Chi ha tifato contro la vita

Dopo la partita tra la Nazionale Cantanti e quella dei Magistrati, luci e ombre che rappresentano il bello e il brutto di Taranto


Passati i Santi, passata la festa, sul campo restano le luci e le ombre che rappresentano il bello e il brutto di Taranto. Con tutte le sue contraddizioni.

Le bellezze, prima di tutto, a cominciare da quei tremila tarantini che allo stadio c’erano, venerdì sera, per vedere i loro idoli giocare con la nazionale cantanti, e che anche quando hanno scoperto che mancavano molti “big” non hanno mai smesso di fare il tifo. Grazie ai Big della nazionale magistrati, loro c’erano tutti. Grazie a quelli che hanno partecipato all’organizzazione di questo evento, con cuore e coraggio, e che ne hanno garantito la riuscita. Grazie a Vescovo, Questore e alle forze dell’ordine in generale, al Comune e all’assessore allo sport in particolare, e a chiunque altro non citerò ma che sa di aver donato qualcosa di se per gli altri, per beneficenza, e la beneficenza quando è vera è anonima. Grazie a Conad, ed al suo amministratore delegato Francesco Pugliese, tarantino trapiantato al nord, che a differenza di alcuni suoi concittadini oltre che a pensare di fare qualcosa per la propria città, l’ha semplicemente fatta.
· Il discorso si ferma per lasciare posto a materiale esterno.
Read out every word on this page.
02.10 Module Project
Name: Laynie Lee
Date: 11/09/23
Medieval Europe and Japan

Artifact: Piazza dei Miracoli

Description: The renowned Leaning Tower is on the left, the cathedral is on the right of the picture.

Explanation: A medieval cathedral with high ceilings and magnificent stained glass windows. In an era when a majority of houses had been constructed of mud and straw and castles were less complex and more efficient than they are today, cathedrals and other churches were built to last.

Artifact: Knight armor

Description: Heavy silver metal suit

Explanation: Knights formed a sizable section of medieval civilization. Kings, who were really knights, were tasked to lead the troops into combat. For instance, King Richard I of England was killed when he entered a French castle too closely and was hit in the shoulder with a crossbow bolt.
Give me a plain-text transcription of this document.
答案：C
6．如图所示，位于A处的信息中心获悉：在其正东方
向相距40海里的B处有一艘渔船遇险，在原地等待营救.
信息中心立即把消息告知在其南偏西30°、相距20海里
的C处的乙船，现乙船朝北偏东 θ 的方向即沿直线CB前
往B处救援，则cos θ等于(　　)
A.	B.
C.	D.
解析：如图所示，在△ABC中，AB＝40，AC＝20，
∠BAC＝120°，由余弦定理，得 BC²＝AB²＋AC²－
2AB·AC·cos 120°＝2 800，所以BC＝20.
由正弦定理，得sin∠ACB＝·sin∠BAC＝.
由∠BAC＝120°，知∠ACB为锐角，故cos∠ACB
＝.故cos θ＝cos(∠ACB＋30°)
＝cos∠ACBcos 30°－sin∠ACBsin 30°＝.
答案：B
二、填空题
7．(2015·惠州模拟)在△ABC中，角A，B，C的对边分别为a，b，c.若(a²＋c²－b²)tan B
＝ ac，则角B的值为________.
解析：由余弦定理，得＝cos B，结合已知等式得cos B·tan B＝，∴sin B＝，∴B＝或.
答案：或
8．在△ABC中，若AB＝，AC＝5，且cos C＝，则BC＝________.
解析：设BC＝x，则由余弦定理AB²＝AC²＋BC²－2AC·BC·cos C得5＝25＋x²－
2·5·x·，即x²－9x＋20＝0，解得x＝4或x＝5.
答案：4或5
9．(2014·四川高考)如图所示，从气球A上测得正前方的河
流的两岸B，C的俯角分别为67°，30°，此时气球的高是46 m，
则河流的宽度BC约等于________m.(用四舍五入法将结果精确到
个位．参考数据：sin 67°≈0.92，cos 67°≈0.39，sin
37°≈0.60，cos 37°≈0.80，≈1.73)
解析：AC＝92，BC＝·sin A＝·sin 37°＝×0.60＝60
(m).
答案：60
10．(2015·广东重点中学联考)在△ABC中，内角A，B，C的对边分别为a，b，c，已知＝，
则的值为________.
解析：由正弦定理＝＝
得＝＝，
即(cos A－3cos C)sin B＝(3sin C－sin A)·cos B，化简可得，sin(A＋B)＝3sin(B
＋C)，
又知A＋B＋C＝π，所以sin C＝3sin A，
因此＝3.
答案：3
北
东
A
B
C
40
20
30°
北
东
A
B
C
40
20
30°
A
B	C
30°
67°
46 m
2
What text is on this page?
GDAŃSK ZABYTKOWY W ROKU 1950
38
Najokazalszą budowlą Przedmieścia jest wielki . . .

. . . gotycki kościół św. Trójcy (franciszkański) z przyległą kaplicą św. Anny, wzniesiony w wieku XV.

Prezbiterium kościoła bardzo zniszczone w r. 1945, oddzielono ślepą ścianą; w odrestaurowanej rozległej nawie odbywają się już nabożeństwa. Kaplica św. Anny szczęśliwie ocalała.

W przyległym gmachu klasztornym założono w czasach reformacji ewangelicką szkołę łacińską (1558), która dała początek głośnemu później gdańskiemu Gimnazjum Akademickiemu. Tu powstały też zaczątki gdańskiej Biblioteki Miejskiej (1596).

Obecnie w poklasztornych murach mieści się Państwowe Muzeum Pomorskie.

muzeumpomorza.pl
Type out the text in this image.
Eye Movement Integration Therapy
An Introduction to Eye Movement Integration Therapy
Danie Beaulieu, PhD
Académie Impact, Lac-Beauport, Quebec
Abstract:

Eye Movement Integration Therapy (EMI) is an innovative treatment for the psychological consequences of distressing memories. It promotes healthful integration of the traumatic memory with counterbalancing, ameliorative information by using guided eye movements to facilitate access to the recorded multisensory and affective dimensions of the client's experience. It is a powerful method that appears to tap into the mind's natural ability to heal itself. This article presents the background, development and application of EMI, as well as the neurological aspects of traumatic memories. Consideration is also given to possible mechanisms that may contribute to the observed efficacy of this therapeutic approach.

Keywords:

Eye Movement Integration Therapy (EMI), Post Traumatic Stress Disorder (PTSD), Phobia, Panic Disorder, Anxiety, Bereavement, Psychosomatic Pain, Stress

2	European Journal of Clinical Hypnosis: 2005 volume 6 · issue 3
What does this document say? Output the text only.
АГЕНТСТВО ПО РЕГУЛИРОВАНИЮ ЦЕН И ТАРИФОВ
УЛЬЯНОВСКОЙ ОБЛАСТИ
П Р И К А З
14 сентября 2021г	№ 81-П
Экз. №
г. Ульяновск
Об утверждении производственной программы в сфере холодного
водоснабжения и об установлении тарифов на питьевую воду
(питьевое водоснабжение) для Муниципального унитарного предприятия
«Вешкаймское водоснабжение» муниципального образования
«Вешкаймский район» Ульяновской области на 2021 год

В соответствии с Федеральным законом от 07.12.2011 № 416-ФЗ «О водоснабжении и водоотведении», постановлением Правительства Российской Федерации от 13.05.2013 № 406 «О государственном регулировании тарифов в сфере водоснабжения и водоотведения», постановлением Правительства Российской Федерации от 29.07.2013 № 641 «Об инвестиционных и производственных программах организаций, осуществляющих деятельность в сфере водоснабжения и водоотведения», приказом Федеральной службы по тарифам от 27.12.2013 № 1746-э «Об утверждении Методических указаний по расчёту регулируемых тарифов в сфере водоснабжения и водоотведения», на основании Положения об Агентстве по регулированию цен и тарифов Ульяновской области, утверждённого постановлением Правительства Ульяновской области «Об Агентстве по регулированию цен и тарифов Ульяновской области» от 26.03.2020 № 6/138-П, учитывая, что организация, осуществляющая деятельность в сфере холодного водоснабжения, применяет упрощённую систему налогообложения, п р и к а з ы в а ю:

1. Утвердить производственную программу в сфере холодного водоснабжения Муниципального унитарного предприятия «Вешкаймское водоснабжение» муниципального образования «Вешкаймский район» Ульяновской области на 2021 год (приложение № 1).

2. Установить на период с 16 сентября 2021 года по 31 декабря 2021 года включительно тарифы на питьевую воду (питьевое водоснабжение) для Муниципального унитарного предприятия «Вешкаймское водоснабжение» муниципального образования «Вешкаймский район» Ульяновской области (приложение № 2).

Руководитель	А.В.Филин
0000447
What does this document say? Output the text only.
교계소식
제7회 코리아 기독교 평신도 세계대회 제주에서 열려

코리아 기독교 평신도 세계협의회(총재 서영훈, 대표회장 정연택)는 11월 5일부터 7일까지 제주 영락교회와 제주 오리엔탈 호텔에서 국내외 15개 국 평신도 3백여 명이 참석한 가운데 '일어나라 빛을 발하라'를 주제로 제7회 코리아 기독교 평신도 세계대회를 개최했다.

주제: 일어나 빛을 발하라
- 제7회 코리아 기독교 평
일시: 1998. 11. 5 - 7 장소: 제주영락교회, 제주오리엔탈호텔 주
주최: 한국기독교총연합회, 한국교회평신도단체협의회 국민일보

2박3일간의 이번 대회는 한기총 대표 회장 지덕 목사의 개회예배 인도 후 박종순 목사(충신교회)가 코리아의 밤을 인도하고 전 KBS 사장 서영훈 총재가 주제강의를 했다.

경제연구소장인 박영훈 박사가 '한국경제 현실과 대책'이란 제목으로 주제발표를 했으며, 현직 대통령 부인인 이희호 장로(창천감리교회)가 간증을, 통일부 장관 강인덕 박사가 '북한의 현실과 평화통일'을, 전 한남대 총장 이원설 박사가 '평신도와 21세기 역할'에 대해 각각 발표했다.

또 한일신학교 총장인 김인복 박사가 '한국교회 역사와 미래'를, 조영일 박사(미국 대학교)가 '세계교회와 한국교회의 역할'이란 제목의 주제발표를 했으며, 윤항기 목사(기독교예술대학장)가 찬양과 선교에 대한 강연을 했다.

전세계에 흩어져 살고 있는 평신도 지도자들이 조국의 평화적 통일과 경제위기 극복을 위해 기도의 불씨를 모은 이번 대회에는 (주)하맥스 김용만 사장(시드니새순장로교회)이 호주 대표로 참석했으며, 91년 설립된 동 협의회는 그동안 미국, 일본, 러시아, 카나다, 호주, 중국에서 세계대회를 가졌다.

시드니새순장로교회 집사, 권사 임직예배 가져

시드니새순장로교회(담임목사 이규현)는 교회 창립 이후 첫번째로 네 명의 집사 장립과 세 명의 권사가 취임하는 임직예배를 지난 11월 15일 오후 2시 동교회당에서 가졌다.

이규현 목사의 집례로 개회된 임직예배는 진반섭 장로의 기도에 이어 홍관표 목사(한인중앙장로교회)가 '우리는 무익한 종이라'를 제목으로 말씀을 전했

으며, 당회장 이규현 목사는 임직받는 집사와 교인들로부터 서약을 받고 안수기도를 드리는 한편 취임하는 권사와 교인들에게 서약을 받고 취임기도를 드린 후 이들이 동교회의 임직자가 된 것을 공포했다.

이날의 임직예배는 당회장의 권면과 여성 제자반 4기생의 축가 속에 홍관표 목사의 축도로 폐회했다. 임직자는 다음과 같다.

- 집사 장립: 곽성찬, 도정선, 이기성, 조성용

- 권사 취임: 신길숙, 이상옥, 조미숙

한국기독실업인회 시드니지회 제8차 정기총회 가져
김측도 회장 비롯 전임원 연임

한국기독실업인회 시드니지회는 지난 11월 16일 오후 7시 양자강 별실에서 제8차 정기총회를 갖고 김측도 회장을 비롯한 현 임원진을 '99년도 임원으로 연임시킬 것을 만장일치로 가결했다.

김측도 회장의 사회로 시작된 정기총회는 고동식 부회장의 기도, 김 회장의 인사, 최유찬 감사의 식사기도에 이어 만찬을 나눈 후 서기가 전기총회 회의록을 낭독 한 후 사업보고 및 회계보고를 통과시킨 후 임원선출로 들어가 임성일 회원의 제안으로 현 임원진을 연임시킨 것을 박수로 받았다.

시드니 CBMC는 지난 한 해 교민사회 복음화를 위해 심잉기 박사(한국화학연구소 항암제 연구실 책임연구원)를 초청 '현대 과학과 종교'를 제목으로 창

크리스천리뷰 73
Grazie a tutti loro, allora. Ma grazie anche a chi non ha fatto niente e che venerdì sera è rimasto a casa, come lo stesso Pugliese ha affermato, con qualche amarezza, visto che l’intero incasso della partita era destinato ai malati di tumore di Taranto. Perchè ancora una volta ha messo in luce le contraddizioni che questa città esprime ed il motivo per cui le colpe delle sue disgrazie sono da ricercare per buona parte tra i due Mari.

La bruttura più grande è questa, magistralmente riassunta da una antica storiella: Cristo appare ad un pescatore tarantino sulle acque del Mar Piccolo e gli dice che esaudirà un suo desiderio; il pescatore non chiede nulla per sé, nonostante sia povero, ma chiede di far cadere in disgrazia il suo rivale.